Gelelim yazının varmak istediği yere. Korkarım son zamanlarda İKB’nun bir varyasyonu peydah oldu. Bu grupta erken çocukluk döneminde görülen “olduğundan yaşlı gibi davranma” bulgusu kolaylıkla göze çarpıyor. Yeni varyasyonla birlikte İKB genç yetişkin erkeklerde de görülür oldu. Zannediyorum Harun Korkmaz ilk vakalardan biridir. 1990 doğumlu olmasına rağmen 1950’li taklidi yapmaktadır. Harun’da çok daha hafif seyreden İKB, onu kendine rol model belleyen 20’li yaşlardaki genç erkeklerde epey ağır ve karmaşık seyrediyor. Vakaların takındığı yaşlılık sıvasını kazımasanız bile, erkeklik kusurlarından olan bilgiçlik ve her şeyin odağında olma arzusu, yeniyetmeliğin verdiği pervasızlıkla bulaşık şekilde sırıtıyor.
Kadınlarda, erkeklere has gubarmaları daha az gördüğümüz için “sevgi kazanacak” vurgusu hala belirgin. Erkekler yaşlı taklidini giyim kuşam üslupları ve aksesuar tercihleriyle pekiştirirlerken kadınlar bunu dilde pekiştiriyorlar: Lâkin, sahi, kim bilir, kanımca, bittabi, aşikâr, kadim, vesselam, mefhum… Ne yazık ki, Türk Sanat Müziğiyle meşgul olan kimselerden pek azı yakayı kurtarabiliyor İKB’dan. Bazen en yakınımızdakileri en sevdiklerimizi kaptırıyoruz bu illetin pençesine. Evet, Burcu’dan bahsediyorum. Burcu Göktürk.

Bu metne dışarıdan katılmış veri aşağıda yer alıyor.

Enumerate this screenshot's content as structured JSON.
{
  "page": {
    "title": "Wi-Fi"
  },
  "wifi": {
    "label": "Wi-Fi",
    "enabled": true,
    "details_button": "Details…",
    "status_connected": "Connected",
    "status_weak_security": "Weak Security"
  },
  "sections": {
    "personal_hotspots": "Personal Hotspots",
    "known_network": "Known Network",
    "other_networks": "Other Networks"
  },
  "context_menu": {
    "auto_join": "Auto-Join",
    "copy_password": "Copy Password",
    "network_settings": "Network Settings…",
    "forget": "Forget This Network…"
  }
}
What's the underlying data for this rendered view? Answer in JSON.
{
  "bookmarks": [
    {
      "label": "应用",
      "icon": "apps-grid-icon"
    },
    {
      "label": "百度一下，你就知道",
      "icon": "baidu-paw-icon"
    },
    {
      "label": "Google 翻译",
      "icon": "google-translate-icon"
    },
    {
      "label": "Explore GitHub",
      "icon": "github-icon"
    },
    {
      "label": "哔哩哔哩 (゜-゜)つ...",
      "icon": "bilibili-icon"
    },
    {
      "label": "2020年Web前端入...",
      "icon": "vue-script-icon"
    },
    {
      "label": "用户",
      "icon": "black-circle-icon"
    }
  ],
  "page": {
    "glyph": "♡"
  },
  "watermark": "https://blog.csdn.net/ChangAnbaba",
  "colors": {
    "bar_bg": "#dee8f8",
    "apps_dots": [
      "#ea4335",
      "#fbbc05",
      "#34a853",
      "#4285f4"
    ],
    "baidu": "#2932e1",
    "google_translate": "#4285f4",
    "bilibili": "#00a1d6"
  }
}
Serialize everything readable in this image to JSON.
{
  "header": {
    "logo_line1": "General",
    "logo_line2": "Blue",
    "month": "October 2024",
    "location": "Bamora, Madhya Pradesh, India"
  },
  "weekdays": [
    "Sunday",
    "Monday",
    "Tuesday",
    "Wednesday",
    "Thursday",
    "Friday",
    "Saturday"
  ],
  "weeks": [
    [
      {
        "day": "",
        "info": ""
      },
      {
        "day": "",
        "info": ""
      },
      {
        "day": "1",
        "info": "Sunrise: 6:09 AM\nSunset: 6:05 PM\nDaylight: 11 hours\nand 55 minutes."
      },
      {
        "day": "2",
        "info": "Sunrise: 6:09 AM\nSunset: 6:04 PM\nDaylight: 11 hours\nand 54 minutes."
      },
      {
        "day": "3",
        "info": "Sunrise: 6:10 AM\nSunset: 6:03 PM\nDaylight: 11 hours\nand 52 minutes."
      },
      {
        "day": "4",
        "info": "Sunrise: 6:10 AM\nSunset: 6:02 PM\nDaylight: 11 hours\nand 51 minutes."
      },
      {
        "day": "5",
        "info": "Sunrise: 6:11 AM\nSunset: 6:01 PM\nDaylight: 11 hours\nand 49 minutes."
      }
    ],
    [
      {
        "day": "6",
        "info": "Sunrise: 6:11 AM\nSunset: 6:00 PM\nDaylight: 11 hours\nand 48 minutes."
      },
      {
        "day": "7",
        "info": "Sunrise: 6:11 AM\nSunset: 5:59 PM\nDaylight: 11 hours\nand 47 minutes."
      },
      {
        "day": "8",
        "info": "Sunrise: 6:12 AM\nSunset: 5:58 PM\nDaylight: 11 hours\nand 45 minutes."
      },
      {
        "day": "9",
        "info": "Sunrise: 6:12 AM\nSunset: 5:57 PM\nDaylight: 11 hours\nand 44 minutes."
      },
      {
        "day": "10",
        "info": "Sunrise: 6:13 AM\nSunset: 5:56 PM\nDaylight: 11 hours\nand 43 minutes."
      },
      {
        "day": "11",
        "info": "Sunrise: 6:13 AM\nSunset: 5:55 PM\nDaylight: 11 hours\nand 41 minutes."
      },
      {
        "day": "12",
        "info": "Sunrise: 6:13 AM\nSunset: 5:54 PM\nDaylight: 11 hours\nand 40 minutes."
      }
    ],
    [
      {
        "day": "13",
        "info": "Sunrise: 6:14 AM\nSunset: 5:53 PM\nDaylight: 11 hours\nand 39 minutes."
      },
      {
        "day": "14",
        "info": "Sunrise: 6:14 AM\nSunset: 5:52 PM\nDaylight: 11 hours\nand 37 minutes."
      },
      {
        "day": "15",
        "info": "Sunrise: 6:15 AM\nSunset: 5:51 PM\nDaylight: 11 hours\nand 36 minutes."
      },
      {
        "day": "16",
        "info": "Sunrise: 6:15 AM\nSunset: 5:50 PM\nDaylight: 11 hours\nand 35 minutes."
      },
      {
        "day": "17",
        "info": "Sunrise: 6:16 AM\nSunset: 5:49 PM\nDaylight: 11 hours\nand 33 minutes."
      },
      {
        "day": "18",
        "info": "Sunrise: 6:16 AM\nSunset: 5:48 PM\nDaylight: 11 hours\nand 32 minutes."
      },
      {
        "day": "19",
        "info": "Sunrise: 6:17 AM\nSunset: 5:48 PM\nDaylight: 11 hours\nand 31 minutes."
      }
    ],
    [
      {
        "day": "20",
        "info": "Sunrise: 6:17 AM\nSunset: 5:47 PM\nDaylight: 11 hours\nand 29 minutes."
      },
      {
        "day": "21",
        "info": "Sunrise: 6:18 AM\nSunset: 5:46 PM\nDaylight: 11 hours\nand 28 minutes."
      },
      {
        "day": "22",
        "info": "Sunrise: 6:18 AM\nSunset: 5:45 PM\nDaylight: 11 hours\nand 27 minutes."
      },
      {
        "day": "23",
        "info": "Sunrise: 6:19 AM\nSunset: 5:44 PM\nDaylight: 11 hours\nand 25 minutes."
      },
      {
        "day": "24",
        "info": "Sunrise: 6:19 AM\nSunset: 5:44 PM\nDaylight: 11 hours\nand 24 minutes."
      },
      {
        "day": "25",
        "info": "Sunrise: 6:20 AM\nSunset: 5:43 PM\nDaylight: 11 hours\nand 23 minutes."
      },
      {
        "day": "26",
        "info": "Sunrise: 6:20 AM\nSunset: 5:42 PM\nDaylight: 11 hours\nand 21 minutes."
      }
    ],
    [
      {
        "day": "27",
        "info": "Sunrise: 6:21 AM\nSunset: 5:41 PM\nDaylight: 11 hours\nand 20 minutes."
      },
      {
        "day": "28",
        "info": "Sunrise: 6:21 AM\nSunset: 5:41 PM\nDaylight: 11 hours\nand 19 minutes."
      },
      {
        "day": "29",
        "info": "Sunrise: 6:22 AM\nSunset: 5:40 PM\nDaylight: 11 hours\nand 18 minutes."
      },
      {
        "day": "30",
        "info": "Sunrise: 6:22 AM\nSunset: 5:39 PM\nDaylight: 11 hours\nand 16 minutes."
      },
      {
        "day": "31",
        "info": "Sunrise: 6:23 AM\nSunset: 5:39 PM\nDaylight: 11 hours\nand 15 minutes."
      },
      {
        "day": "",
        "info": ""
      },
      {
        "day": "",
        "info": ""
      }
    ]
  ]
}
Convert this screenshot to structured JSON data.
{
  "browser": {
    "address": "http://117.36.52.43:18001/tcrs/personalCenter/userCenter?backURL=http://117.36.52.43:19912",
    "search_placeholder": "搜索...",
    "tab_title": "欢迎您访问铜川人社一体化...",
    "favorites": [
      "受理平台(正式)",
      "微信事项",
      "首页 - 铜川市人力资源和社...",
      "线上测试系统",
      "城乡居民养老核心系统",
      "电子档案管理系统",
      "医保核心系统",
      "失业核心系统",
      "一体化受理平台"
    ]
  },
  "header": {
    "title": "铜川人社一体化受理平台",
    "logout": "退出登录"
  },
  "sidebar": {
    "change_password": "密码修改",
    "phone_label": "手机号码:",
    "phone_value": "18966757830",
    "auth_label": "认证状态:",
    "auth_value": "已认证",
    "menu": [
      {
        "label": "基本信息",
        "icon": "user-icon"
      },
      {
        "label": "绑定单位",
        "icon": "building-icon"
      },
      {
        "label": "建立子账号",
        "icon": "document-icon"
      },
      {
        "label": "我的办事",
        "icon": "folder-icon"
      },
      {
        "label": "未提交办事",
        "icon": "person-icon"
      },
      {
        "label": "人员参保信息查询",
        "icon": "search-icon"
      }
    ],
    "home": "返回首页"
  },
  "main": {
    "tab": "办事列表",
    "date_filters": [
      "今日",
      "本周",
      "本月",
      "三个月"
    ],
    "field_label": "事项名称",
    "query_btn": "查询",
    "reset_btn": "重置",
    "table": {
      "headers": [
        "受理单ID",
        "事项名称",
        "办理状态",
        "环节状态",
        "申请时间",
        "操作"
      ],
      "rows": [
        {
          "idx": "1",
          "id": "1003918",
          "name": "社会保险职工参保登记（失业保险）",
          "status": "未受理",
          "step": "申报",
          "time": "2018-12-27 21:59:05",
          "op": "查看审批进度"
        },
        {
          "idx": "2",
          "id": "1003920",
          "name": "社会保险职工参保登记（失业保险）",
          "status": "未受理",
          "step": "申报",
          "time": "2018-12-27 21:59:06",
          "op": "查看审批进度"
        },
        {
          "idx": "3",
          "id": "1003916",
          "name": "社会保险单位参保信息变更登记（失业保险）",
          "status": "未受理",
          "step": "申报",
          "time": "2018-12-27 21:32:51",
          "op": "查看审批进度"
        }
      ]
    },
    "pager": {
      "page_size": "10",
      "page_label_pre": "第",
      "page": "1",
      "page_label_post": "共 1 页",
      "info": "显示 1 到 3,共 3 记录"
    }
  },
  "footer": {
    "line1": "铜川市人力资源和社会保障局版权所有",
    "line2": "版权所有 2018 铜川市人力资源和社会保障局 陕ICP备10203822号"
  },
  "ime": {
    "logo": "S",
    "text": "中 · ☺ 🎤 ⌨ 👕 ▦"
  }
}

İnsan konduramıyor, kabullenmek istemiyor. Makyaj yapıp annesinin kıyafetlerini giyen küçük çocuklar gibi. Aynada gördüğü şeyi beğeniyor ama ne kadar komik göründüğünün farkında değil. Bu müziğe meraklı çocuk yaştaki kızlar da Burcu’yu taklit ediyorlar. Yaşlı taklidi yapan musikişinas sevecenler. Hem komik hem ürkütücü. Tek teselli İKB’da işlevselliğin çoğunlukla bozulmaması. Bireyler sosyal hayata uyum sağlamak, öz bakımlarını yapmak ve mesleklerini icra etmekte güçlük çekmezler. Diyebiliriz ki İKB olan birey bu kişilik bozukluğundan çevresi kadar etkilenmez. Oysa İKB olan bireyin çevresi, ecnebilerin second-hand embarrassment dediği rahatsız edici hisle baş etmekte zorluk çekerler. Atalarımız ne güzel söylemişler: Ölüsü olan bir gün delisi olan her gün ağlar.
Sağlıcakla.
sonunda biri bunun adını koydu, teşekkürler.
(”Ücretli görüşüyorum canım”a güldüm)
"Yaşlı taklidi yapmak" sanatın, "bilhassa" edebiyatın olmazsa olmazı. Yahya Kemal, Seyyid Nigârî, hatta Fuzûlî bile bariz yaşlı taklidi yapıyor. Klasik sanat gelenekten, dolayısıyla yaşlılıktan ayrılamaz. Avangart sanat ise tam tersi; çocukluklardan, hararetli ergenliklerden zuhur ediyor.